Concentric enclosure, Knockkelly, Co. Tipperary
Co. Tipperary |
Enclosures
A field boundary in County Tipperary curves slightly out of its way for no immediately obvious reason, bending to follow a line that no longer has any visible presence above ground.
That gentle deviation in the hedgeline is one of the few surface clues that something circular once defined this part of the landscape at Knockkelly, on a slight rise along a gradual west-facing slope in undulating pasture. The monument itself has been levelled and is no longer visible at ground level.
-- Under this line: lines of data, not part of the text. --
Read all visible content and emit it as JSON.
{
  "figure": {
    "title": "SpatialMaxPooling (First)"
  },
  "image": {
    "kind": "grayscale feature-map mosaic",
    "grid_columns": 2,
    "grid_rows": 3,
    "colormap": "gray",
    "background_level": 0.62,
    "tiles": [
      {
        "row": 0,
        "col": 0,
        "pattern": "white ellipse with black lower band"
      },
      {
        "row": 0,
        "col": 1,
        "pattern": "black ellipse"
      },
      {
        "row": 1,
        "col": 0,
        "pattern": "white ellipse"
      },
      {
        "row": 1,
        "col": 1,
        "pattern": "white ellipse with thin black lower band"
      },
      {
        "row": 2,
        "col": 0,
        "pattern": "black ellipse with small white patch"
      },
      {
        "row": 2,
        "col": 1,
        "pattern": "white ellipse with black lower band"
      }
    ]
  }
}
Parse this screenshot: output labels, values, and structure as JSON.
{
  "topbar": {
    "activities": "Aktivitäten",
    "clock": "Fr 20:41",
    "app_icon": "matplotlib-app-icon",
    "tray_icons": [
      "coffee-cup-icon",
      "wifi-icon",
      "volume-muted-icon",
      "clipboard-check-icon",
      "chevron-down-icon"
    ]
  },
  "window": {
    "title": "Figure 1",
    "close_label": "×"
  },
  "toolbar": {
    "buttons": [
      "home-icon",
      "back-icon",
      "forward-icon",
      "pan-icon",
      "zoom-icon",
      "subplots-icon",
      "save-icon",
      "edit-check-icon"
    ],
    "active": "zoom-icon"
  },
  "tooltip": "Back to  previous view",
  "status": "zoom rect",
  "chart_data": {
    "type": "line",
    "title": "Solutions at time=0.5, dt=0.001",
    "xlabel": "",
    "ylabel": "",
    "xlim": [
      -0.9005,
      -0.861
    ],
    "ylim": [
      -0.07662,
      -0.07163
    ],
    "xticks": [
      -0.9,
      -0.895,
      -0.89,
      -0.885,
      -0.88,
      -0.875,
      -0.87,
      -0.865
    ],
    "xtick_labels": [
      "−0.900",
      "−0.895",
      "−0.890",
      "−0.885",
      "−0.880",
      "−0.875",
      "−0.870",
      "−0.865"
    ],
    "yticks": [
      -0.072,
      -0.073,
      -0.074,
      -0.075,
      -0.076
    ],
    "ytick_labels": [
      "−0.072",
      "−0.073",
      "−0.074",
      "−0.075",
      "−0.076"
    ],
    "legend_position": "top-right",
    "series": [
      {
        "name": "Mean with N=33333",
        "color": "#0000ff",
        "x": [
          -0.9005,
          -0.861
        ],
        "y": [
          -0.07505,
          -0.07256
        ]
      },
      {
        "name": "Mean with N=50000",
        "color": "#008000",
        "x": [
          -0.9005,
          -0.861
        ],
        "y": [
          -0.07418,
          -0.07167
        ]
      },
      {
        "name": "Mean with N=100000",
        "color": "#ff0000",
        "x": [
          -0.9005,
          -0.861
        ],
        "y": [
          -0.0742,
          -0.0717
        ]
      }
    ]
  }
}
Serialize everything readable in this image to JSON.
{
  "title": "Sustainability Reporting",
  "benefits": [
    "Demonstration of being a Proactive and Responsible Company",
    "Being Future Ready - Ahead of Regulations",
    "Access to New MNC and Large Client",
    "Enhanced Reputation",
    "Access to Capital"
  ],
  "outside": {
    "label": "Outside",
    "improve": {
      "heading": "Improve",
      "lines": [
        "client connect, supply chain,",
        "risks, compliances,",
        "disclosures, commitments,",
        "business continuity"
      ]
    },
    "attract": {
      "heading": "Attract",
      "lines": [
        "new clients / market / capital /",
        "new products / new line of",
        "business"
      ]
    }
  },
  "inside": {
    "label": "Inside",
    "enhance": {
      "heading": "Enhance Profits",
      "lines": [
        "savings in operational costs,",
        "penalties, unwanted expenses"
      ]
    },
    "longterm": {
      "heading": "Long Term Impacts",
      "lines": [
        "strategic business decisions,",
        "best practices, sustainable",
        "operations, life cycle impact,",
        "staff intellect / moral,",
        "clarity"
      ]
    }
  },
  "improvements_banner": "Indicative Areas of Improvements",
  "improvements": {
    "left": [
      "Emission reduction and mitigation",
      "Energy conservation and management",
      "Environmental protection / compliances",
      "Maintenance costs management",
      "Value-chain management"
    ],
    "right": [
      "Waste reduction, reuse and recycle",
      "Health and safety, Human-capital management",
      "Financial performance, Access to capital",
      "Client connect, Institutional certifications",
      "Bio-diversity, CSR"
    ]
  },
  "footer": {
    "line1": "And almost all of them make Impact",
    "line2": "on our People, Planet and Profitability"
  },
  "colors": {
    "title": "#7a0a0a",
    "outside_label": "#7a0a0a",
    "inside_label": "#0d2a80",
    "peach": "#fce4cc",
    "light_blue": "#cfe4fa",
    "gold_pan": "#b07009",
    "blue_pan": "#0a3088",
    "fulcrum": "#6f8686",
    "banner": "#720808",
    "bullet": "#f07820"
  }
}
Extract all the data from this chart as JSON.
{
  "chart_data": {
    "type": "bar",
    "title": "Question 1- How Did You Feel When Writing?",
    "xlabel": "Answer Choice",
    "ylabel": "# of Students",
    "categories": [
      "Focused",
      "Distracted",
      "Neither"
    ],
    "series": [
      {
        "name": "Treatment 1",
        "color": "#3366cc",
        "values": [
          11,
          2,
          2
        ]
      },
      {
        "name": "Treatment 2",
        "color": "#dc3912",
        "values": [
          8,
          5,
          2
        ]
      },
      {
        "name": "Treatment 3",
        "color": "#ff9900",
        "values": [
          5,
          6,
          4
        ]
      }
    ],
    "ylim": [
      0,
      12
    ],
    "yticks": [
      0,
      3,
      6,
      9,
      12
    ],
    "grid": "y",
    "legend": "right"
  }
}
When the site was visited in 1982, it was still upstanding, measuring around 35 metres in diameter with a bank and an outer fosse, the fosse being a defensive ditch, and it was recorded at that time as a ringfort, the most common type of early medieval enclosed settlement in Ireland. But an aerial photograph taken in 1996 told a more complex story. Seen from above as a cropmark, where buried features affect how grass or crops grow and reveal their outlines in dry conditions, the monument proved considerably larger than previously understood, with an overall diameter of approximately 65 metres. The photograph showed not a simple ringfort but a concentric arrangement: a circular enclosed area, a fosse, then an outer berm roughly 11 metres wide, and a further outer fosse beyond that. The field boundary that curves through the site truncates the berm and outer fosse along its north-north-east to south-east arc, suggesting the enclosure was already partially obscured or ignored when the agricultural landscape around it was laid out.